Saturday, March 22, 2008

Boat haul - (oh what fun – NOT) & Good Bye Cartagena !!

Getting your boat hauled is always a somewhat traumatic experience. When you are cruising it is more likely than not a ‘new lift’ to you and each one, combined with the operator seems to have quite life of its own. There are the usual things to consider, protecting the hull from scraping on the cement walls or steel pilings, tugs and other watercraft in the way, the preparing the rig stays for dis-assembly etc. But all of these things are usually quite easy to manage.

We will long remember this haul out experience was one for the books. It started soon after leaving the anchorage with the Pilot guide from the Haul out facility on board to assist in the navigation of some very skinny water. We hadn’t travelled the first mile, when we touched bottom the first of three times and the last one just outside the haul out facility with not much hope of getting ‘off’ the bottom without the assistance of a tug. After a few words between the pilot and the ‘yard’ manager they called the Coast Guard for assistance.

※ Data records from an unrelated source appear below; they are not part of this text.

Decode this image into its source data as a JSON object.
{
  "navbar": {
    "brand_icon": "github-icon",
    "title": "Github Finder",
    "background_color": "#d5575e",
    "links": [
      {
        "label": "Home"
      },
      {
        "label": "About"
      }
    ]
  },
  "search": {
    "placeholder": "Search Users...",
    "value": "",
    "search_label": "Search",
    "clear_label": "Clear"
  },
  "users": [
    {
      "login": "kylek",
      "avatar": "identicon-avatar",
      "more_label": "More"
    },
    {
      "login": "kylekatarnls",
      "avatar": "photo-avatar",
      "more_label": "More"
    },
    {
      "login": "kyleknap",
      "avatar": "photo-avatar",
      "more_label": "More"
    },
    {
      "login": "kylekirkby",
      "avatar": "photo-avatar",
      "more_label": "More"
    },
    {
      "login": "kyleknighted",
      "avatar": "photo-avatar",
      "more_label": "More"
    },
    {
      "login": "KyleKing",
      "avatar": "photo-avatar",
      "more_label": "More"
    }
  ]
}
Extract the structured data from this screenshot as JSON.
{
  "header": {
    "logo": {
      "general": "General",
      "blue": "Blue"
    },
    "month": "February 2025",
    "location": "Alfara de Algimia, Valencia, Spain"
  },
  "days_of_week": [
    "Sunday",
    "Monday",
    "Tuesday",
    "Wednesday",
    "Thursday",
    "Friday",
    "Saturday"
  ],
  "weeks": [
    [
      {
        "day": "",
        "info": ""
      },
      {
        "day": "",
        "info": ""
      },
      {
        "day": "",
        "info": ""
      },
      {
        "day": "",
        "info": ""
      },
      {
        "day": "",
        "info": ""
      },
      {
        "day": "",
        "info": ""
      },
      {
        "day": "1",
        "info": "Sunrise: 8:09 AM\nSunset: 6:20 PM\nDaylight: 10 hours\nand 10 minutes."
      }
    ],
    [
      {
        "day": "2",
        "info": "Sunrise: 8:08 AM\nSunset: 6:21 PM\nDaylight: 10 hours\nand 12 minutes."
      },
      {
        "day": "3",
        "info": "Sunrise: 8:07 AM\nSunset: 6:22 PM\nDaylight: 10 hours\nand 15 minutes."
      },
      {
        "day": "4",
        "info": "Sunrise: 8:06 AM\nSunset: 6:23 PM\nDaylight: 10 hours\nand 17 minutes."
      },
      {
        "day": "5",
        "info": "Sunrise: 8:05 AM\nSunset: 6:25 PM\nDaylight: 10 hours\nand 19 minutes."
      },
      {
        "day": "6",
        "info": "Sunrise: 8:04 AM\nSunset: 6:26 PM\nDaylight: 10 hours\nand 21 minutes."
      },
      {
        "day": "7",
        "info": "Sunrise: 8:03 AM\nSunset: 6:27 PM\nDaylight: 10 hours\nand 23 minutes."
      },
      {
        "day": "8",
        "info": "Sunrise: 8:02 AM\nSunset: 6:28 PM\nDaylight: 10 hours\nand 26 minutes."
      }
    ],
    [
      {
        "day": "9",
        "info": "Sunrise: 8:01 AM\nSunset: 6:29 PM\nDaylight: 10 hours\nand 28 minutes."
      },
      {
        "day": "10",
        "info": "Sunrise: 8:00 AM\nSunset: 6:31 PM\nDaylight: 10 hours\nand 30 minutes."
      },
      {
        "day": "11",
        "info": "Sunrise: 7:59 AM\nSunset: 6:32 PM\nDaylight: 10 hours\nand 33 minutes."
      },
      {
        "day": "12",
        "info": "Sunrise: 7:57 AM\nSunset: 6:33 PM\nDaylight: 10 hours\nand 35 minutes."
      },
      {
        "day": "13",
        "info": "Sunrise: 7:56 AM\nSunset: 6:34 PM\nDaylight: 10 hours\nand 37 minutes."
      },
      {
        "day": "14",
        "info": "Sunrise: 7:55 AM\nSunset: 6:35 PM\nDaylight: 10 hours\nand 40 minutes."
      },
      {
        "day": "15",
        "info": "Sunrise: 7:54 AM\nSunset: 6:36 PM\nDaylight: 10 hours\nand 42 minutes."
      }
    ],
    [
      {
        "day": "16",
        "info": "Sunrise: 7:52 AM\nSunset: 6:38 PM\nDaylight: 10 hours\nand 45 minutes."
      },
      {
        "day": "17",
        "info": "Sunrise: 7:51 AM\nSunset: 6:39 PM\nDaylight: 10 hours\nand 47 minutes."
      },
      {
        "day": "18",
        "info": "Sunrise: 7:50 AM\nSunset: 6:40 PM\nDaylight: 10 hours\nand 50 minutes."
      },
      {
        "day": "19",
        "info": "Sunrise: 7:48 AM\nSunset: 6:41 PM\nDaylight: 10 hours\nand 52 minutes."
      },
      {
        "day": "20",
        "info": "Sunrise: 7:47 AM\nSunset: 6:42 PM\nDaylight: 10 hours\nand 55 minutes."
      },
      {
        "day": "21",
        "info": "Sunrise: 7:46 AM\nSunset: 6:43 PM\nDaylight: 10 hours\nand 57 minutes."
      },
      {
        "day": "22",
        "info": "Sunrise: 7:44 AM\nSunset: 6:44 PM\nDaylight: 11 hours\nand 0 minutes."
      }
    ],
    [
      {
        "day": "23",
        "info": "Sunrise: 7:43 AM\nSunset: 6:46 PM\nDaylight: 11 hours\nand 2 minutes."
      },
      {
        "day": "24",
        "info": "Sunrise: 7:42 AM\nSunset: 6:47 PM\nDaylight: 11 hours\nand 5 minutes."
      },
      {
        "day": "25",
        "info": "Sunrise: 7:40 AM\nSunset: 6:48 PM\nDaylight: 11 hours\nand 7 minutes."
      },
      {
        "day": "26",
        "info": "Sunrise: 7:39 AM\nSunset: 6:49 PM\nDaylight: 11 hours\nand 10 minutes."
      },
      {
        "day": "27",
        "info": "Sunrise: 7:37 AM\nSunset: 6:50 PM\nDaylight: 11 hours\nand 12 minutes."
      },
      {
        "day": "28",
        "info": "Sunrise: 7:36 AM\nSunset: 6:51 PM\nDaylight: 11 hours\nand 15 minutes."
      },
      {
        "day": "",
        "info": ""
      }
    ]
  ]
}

In three years of cruising we have never needed the assistance of the the Coast Guard. Gary worked his ‘MOJO’ and gently worked KS out of the mud (thank goodness for a rising tide and a very happy and well loved little engine that could).

We arrived at the haul facility, which by this time was well aware we were coming, only to find yet another obstacle in the way, another boat sitting in the sling waiting to be hauled. Now we are not talking about a lot of maneuvering room here…and spent the next hour trying to stand still against a building breeze within 50 feet of a gigantic rust bucket of a Columbian freighter that would not have noticed or cared if I became one more scratch on his big red hull.

Finally we got into the sling and after three attempts, two bent stanchions and a four foot scratch in our Awl Grip we are here now, inside the Ferroalquimar Shipyard, which at its very best is like being in the middle of the Gobi desert surrounded by boats. The dust flies continually, and getting work done in the heat and dust is quite a challenge.
We are having the inside of the main salon, re-varnished, the outside bottom, cleaned, painted, the topsides waxed, the deck and rig cleaned and hopefully within the next week we will be ready to re-launch provision and head out of Cartagena back to the San Blas for a couple of months of much need rest and solitude. (Footnote: The varnish work looks great, the rig and deck are clean, topsides polished and bottom paint looks good. Oh and if ever you need work done on a broad range of skills ask for Jaime at Ferroalquimar yard. He is honest, good natured and diligent.

Cartagena is a beautiful city with a great deal to offer the casual tourist whether it be in the choice of foods, music, nightlife, sightseeing and cultural events that are quite different than those we are used to in Canada. We have enjoyed our time and taken advantage of the many offerings during our time here, however, this big city life can be quite strenuous and not anything we really miss, even when you can get internet and pizza takeout which is making quite a concession on Gary’s part.

As we prepare to launch, provision and sail west back into the Island paradise of the San Blas we take with us memories full of fun and laughter and new friends, and a few interesting stories to tell. Hey we survived, unscathed and little worse for wear.

We are just now heading out to dine at what has become our favourite 5 star dining experience here in Cartagena, the Olive restaurant…one of the best Filet Mignon’s on the planet.